The de Menils purchased this xisiwe’ from the New York-based gallerist Gaston de Havenon in 1973, but the history of previous owners predating the de Menils’ purchase is frustratingly more elusive. Given the type of paint and multiple versions of this particular headdress, this xisiwe’ probably was a commission in the 1930s for one of Seaweed’s several patrons. Bill Holm, who befriended Seaweed in the late 1950s, worked with the de Menils on their permanent collection. He attributed this xisiwe’ to the Kwakwaka'wakw carver and believed it to be among his work from around the 1930s. Seemingly in defiance of the ban, Seaweed’s work was already in high demand by this time. He sold works to his clients and, according to Holm, only rarely declined a commission. “Until 1951,” Holm writes, “when those prohibitions were quietly dropped, almost every creative act of Willie Seaweed was technically against the law!” When Chief Tom Patch Wamiss held the first Kwakwaka'wakw potlatch in the 1950s after the ban ended, he commissioned new potlatch regalia from Seaweed and other Kwakwaka'wakw carvers for these ceremonies. When new works became part of the potlatch tradition, community leader/carvers like Wamiss and Seaweed would often sell their existing headdresses and masks.
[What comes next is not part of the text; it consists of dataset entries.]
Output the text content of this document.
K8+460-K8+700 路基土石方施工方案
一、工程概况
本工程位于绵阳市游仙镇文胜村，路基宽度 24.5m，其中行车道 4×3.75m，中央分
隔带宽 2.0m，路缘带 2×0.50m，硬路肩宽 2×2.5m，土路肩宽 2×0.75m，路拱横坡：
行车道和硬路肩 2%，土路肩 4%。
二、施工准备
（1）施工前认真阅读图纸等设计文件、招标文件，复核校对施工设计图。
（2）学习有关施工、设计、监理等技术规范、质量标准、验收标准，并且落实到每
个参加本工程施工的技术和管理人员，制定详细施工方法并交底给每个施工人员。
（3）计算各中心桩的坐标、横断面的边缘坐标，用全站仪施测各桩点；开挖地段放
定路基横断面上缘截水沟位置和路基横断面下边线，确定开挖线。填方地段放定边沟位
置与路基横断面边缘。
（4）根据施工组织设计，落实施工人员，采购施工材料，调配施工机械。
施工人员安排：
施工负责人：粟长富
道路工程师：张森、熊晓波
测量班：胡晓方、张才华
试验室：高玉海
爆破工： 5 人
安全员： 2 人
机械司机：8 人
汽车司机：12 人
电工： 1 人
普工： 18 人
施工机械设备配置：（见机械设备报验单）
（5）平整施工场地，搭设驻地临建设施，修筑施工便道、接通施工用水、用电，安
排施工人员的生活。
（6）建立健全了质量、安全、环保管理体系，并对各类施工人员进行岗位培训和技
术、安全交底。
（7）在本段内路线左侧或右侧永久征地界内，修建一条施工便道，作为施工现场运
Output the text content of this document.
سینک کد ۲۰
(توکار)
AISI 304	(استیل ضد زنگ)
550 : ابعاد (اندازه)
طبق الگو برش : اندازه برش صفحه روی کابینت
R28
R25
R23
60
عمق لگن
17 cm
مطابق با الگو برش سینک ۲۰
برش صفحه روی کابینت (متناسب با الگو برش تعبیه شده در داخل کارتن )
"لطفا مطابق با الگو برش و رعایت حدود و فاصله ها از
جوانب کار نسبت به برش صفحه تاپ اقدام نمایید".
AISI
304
Many examples of Seaweed’s iconic work entered private collections and museums in the United States, Canada, and Europe this way during the 1950s.

 

For more information on the incredible artistry of Willie Seaweed, see Holm’s monograph Smoky-Top: The Art and Times of Willie Seaweed. Published in 1983, it remains the definitive study on the Kwakwaka'wakw carver and the nearly 150 carvings attributed to him. For additional historical information on the Kwakwaka'wakw, the government’s ban of their potlatch, and issues related to their cultural heritage, see Douglas Cole’s Captured Heritage: The Scramble for Northwest Coast Artifacts (1995).